La plante, qui pare élégamment de bleu les champs normands au début de l’été, bénéficie d’un regain d’intérêt industriel. «Depuis 2018, il y a un déclic du côté des capacités de transformation, signale Bart Depourcq, le président de l’ALCE. En cinq ans, onze lignes de teillage supplémentaires ont été créées en Normandie.» Cette première étape de transformation consiste, pour schématiser, à passer de la paille à la fibre de lin. «Historiquement, des cultivateurs étaient devenus teilleurs. Dans les années 1970-1980, ils ont voulu se développer, mais ont eu du mal à basculer vers une industrialisation moderne, rembobine Jean-Louis Maurice, le PDG de la Linière du Ressault. La période 2010-2015 a été un tournant vers la modernisation.»


Son entreprise a inauguré, le 19 juin, au Neubourg (Eure), une nouvelle ligne de teillage pour 17 millions d’euros (environ 4 millions d’euros d’investissement pour la ligne elle-même). «Nous répondons à une demande du marché et envoyons un signal aux agriculteurs, explique Jean-Louis Maurice. Nous avons des certitudes sur l’amortissement, je ne vois pas pourquoi le marché s’effondrerait.» En 2022, la Coopérative de teillage du plateau du Neubourg avait investi 13 millions d’euros dans une ligne dans l’Eure. Fin août 2024, le groupe Depestele ouvrait une troisième usine, également dans l’Eure (20 millions d’euros). Le teillage français emploie désormais 1500 personnes, selon l’Alliance, pour 5000 emplois indirects.

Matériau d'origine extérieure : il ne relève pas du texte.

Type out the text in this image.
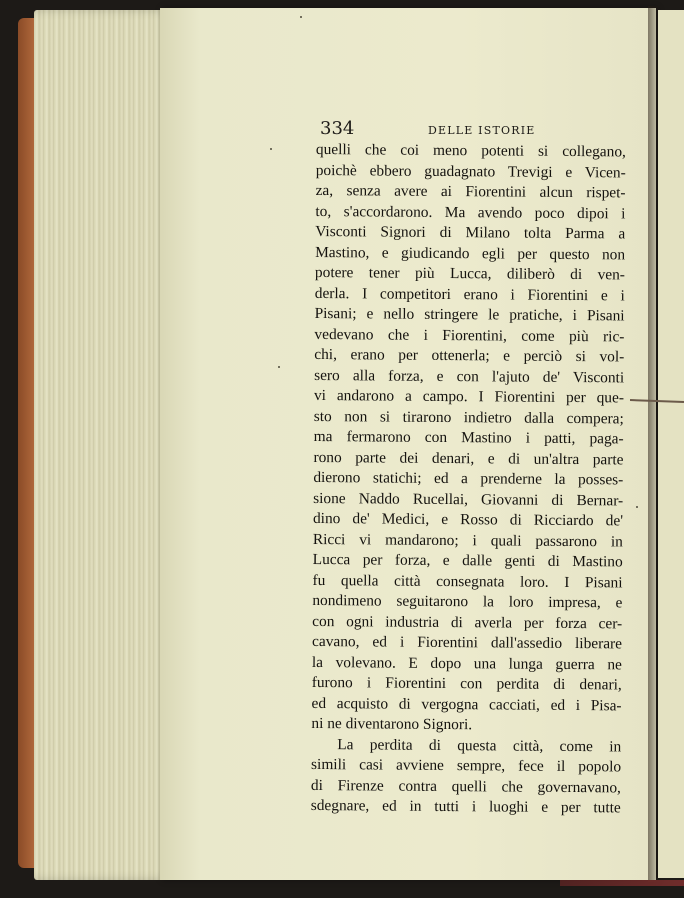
334	DELLE ISTORIE
quelli che coi meno potenti si collegano,
poichè ebbero guadagnato Trevigi e Vicen-
za, senza avere ai Fiorentini alcun rispet-
to, s'accordarono. Ma avendo poco dipoi i
Visconti Signori di Milano tolta Parma a
Mastino, e giudicando egli per questo non
potere tener più Lucca, diliberò di ven-
derla. I competitori erano i Fiorentini e i
Pisani; e nello stringere le pratiche, i Pisani
vedevano che i Fiorentini, come più ric-
chi, erano per ottenerla; e perciò si vol-
sero alla forza, e con l'ajuto de' Visconti
vi andarono a campo. I Fiorentini per que-
sto non si tirarono indietro dalla compera;
ma fermarono con Mastino i patti, paga-
rono parte dei denari, e di un'altra parte
dierono statichi; ed a prenderne la posses-
sione Naddo Rucellai, Giovanni di Bernar-
dino de' Medici, e Rosso di Ricciardo de'
Ricci vi mandarono; i quali passarono in
Lucca per forza, e dalle genti di Mastino
fu quella città consegnata loro. I Pisani
nondimeno seguitarono la loro impresa, e
con ogni industria di averla per forza cer-
cavano, ed i Fiorentini dall'assedio liberare
la volevano. E dopo una lunga guerra ne
furono i Fiorentini con perdita di denari,
ed acquisto di vergogna cacciati, ed i Pisa-
ni ne diventarono Signori.
La perdita di questa città, come in
simili casi avviene sempre, fece il popolo
di Firenze contra quelli che governavano,
sdegnare, ed in tutti i luoghi e per tutte
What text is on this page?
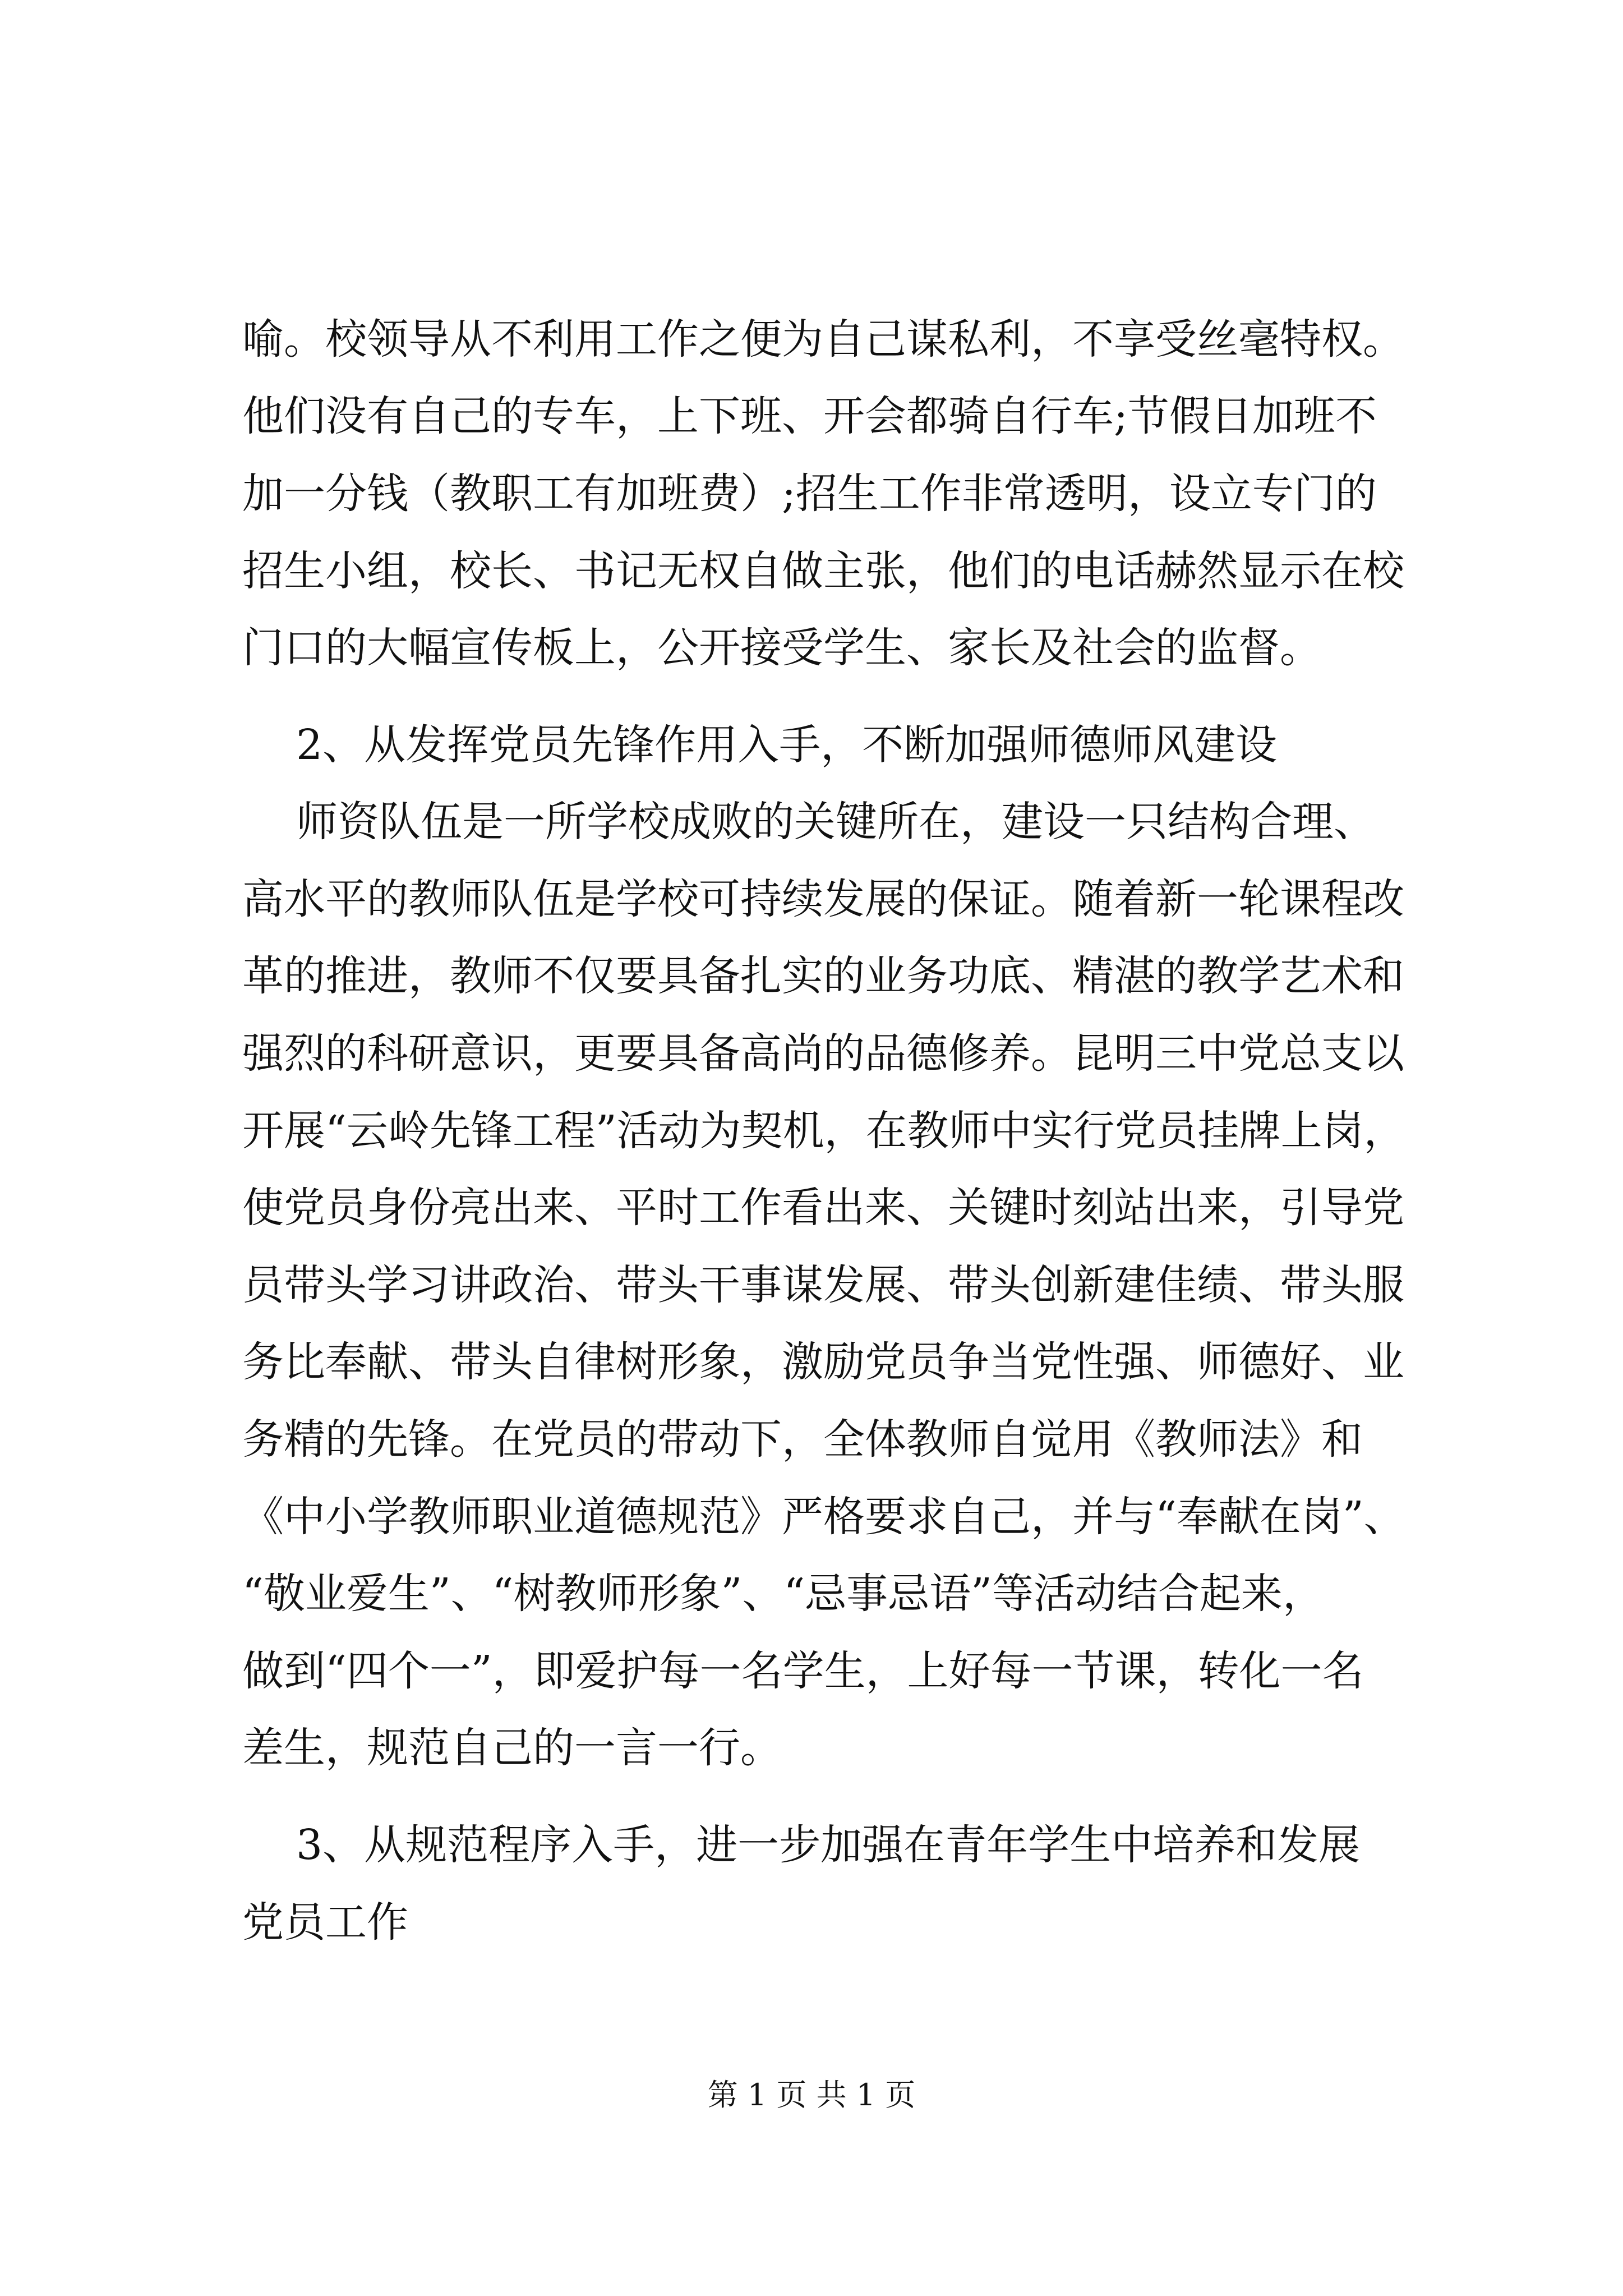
喻。校领导从不利用工作之便为自己谋私利，不享受丝毫特权。
他们没有自己的专车，上下班、开会都骑自行车;节假日加班不
加一分钱（教职工有加班费）;招生工作非常透明，设立专门的
招生小组，校长、书记无权自做主张，他们的电话赫然显示在校
门口的大幅宣传板上，公开接受学生、家长及社会的监督。
2、从发挥党员先锋作用入手，不断加强师德师风建设
师资队伍是一所学校成败的关键所在，建设一只结构合理、
高水平的教师队伍是学校可持续发展的保证。随着新一轮课程改
革的推进，教师不仅要具备扎实的业务功底、精湛的教学艺术和
强烈的科研意识，更要具备高尚的品德修养。昆明三中党总支以
开展“云岭先锋工程”活动为契机，在教师中实行党员挂牌上岗，
使党员身份亮出来、平时工作看出来、关键时刻站出来，引导党
员带头学习讲政治、带头干事谋发展、带头创新建佳绩、带头服
务比奉献、带头自律树形象，激励党员争当党性强、师德好、业
务精的先锋。在党员的带动下，全体教师自觉用《教师法》和
《中小学教师职业道德规范》严格要求自己，并与“奉献在岗”、
“敬业爱生”、“树教师形象”、“忌事忌语”等活动结合起来，
做到“四个一”，即爱护每一名学生，上好每一节课，转化一名
差生，规范自己的一言一行。
3、从规范程序入手，进一步加强在青年学生中培养和发展
党员工作
第 1 页 共 1 页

Ce tournant industriel nourrit un nouvel essor du lin normand, qui en avait bien besoin. De plus en plus d’agriculteurs se sont engagés dans cette voie. Après l’arrêt de la sucrerie de Cagny, près de Caen, en 2019, des betteraviers du secteur se sont tournés vers le lin. La plante leur offre une diversification dans la rotation des cultures – elle est un bon précédent pour le blé – et génère des revenus. «Tous les maillons de la filière gagnent de l’argent», assure Bart Depourcq. Des acteurs tentent de dérouler la pelote. La coopérative Terre de lin, par exemple, dispose d’une unité de peignage, une deuxième étape de transformation. «On divise les fibres longues pour en faire des rubans d’un kilomètre, explique Laurent Cazenave. Il y a pas mal de peignages en Asie. Chez nous, c’est plus rare, mais nous nous développons en lien avec des filateurs européens.»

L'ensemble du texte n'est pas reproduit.